Round Tail bettas are less common and appear just as their name suggests. 

They have a rounded caudal fin shape that is more similar to a circle than the halfmoon betta, which is more frayed and flamboyant. 

Spadetail Betta

Spadetail bettas are extremely rare and will sell for a pretty penny. Their name is indicative of their caudal fin that resembles a Spade. 

Their unique tail shape makes them quite coveted in fishkeeping communities. 

Super Delta (SD)

Super Delta bettas are rare and uncommon in pet stores. 

Super Deltas are similar to their Delta counterparts with a narrow body and upper and lower fins similar to that of a Veiltail Betta. However, the difference between a Delta and Super Delta is that the caudal fin expands further than that of a Delta.
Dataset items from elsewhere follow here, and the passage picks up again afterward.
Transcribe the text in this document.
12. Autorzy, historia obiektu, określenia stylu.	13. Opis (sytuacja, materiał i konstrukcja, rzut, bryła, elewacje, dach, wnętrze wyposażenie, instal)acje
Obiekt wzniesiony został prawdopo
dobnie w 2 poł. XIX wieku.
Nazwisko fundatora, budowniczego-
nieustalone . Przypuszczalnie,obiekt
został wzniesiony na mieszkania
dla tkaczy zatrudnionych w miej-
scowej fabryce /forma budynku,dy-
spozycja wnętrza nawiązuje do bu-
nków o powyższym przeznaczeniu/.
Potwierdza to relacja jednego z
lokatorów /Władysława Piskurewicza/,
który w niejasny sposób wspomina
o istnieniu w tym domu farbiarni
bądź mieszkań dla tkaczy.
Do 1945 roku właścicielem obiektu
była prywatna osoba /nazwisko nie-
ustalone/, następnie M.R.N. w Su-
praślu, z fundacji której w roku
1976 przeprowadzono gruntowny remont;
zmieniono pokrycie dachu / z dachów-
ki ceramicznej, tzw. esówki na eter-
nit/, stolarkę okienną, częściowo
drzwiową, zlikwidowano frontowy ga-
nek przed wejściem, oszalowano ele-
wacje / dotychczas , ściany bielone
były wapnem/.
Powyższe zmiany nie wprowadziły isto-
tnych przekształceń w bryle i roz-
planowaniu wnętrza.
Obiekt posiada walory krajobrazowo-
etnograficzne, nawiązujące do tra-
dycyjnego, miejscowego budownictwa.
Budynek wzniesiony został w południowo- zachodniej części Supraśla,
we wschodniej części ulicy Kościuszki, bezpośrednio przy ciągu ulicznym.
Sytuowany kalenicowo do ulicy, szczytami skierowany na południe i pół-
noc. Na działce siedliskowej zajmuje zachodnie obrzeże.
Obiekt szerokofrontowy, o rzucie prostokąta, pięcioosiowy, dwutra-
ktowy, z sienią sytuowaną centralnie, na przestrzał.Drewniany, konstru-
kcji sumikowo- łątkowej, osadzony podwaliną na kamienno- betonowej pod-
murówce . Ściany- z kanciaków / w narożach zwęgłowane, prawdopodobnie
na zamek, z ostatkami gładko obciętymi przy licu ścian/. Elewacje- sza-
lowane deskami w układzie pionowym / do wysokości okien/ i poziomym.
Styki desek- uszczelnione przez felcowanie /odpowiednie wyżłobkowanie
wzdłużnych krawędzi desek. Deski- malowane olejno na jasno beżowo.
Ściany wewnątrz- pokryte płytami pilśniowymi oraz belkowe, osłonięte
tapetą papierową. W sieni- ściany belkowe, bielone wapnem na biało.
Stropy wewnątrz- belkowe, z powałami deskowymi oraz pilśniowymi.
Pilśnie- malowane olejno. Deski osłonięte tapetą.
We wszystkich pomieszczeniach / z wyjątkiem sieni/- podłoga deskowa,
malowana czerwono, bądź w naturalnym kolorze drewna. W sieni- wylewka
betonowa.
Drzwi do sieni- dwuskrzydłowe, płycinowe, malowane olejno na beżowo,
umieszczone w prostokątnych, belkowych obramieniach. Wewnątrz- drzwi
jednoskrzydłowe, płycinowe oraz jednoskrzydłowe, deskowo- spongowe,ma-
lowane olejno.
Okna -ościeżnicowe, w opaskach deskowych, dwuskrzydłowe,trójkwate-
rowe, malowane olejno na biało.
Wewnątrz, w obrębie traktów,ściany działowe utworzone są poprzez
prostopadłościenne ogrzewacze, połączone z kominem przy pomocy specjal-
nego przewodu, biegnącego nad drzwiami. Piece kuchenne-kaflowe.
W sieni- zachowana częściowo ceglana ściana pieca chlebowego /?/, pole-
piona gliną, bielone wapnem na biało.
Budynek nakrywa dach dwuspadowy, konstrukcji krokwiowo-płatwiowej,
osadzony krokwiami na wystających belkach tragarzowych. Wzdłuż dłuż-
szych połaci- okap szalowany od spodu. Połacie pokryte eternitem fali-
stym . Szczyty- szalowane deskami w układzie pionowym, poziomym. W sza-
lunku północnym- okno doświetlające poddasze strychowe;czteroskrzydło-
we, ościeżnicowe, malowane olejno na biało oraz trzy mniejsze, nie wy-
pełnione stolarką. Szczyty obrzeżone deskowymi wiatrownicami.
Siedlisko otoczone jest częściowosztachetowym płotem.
Although still not as expansive as a Halfmoon Betta.

Veiltail 

Veiltail bettas are incredibly common and often very cheap! Their fins are long and come to a point at the ends. These fins often droop and come in a spectacular array of colors. 

This variation is the most common in the fishkeeping world, which has lead to the decrease of demand and their lesser expense. 

Multicolored Bettas

Final Word

There are tons of Bettas to choose from, with limitless variations possible. Common, uncommon, rare; don’t worry too much about these words when choosing your fish.

Pick the one that stands out to you and then give it the happy home that it deserves!